Dabei ist dieses Gesamte keineswegs die Summe aller einzelnen Wünsche, Fred Hersch z.B., der große Balladenspieler, der große Thematiker, hat sich deutlich in einen Rahmen a la Delbecq gefügt, der für alle Stücke verantwortlich zeichnet. Und der seinem Neo Cool Jazz (mit Ligeti-Schlagseite) nun mal alles Narrative und Dynamische weitgehend ausgetrieben hat, zugunsten eines grossen Rubato, eines flächigen Ausdrucks mit changierenden Klangperlen.
Ein erster Gipfel dieser Haltung ist mit „Le Rayon Vert“ erreicht, von beiden Pianisten mit einem langen Intro eingeleitet.
Eine deutliche Abweichung dieser Linie findet sich in „Night for Day“: das Stück beginnt wirklich in time, mit einem 4/4 walking bass, beschleunigt später in double time, mit dynamischen Zuspitzungen, und wird von einem Thema a la Ornette Coleman getragen. (Dieses und andere Stücke kann man fragmentarisch in einem Video nachverfolgen.)

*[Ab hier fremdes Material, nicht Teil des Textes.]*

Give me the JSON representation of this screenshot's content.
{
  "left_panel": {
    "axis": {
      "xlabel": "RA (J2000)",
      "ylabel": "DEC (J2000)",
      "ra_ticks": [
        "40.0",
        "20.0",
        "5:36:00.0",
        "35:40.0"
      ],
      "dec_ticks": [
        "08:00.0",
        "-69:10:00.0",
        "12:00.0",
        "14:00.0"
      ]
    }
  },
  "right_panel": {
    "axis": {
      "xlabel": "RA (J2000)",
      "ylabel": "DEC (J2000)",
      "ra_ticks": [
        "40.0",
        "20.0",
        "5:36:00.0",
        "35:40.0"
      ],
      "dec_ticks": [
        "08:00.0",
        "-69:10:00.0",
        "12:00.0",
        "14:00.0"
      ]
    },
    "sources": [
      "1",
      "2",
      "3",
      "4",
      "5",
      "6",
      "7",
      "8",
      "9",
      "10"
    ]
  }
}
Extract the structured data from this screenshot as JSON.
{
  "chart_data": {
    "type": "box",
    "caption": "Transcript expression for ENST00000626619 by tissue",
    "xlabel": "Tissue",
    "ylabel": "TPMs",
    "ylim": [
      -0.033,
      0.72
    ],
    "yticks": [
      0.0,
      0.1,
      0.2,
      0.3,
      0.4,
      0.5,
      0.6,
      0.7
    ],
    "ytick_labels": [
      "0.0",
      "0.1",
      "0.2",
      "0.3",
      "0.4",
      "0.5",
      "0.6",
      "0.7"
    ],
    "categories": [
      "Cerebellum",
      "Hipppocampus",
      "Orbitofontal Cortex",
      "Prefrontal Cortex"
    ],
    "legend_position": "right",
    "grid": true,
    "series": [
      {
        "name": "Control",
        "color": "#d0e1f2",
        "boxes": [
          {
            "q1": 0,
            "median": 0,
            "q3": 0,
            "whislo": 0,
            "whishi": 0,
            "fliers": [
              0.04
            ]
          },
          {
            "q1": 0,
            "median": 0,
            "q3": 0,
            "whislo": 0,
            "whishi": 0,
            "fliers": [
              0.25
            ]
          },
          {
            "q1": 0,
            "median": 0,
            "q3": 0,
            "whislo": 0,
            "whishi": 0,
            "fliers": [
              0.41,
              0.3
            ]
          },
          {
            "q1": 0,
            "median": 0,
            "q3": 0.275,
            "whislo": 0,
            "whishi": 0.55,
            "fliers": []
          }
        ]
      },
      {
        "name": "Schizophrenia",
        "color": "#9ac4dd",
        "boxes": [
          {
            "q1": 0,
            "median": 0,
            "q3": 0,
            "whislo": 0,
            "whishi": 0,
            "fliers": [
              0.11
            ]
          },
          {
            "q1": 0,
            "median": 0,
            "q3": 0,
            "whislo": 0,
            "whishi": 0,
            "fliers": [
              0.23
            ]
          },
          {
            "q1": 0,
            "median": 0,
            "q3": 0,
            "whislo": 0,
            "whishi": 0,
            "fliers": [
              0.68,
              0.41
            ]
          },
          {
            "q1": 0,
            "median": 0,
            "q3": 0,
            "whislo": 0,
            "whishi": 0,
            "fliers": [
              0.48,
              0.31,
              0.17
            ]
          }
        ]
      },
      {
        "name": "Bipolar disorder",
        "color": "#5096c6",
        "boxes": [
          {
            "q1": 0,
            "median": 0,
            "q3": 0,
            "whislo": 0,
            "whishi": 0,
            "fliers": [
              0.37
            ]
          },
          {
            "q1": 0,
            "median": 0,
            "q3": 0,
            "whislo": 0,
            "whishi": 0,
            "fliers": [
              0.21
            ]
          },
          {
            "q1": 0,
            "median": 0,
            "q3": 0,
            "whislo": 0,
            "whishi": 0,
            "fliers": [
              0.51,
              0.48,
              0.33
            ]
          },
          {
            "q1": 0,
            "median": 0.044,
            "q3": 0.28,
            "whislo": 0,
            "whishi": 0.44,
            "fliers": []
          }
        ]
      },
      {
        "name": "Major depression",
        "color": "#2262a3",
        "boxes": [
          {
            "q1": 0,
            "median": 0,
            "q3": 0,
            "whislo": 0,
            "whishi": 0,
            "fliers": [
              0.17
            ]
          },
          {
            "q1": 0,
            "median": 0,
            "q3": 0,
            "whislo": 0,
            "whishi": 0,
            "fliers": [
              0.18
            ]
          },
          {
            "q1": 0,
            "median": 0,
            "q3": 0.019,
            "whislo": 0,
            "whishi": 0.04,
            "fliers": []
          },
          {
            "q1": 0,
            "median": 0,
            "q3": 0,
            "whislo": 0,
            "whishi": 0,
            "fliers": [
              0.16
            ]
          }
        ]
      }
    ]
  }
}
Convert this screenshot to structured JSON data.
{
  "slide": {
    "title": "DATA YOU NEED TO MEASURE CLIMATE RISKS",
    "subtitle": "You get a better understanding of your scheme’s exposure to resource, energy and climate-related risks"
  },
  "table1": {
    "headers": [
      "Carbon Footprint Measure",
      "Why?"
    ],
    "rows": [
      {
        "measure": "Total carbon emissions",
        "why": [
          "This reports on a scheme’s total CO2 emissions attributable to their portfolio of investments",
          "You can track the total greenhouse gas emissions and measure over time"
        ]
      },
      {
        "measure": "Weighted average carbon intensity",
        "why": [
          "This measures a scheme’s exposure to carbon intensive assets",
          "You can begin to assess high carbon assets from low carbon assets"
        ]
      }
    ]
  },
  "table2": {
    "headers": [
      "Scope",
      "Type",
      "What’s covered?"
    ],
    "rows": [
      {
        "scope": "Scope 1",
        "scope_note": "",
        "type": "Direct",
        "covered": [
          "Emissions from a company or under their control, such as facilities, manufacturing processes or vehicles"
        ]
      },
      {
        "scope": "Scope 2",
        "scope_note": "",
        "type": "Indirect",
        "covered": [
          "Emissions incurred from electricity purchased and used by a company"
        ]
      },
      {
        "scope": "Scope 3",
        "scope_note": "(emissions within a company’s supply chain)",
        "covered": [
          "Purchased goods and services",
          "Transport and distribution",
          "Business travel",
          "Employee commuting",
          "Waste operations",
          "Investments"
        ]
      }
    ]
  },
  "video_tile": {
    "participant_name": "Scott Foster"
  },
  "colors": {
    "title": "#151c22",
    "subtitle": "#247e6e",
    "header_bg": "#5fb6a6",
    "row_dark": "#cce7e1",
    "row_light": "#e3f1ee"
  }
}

Es nimmt quasi das Finale vorweg, Ornette Coleman´s für jedweden Zugriff dankbares „Lonely Woman“, das sich bestens für eine rubato-Zerstreuung des Themas eignet und noch einmal alle Qualitäten dieses grossartig besetzten Doppeltrios herauskitzelt.
Man meint, ein Fender Rhodes Piano zu hören - und doch wird keines hier eingesetzt, einzige die präparierten Saiten von Delbecq lassen den Eindruck aufkommen, ergänzt um Argüelles´ äusserst sparsam dosierten Klangverwandlungen.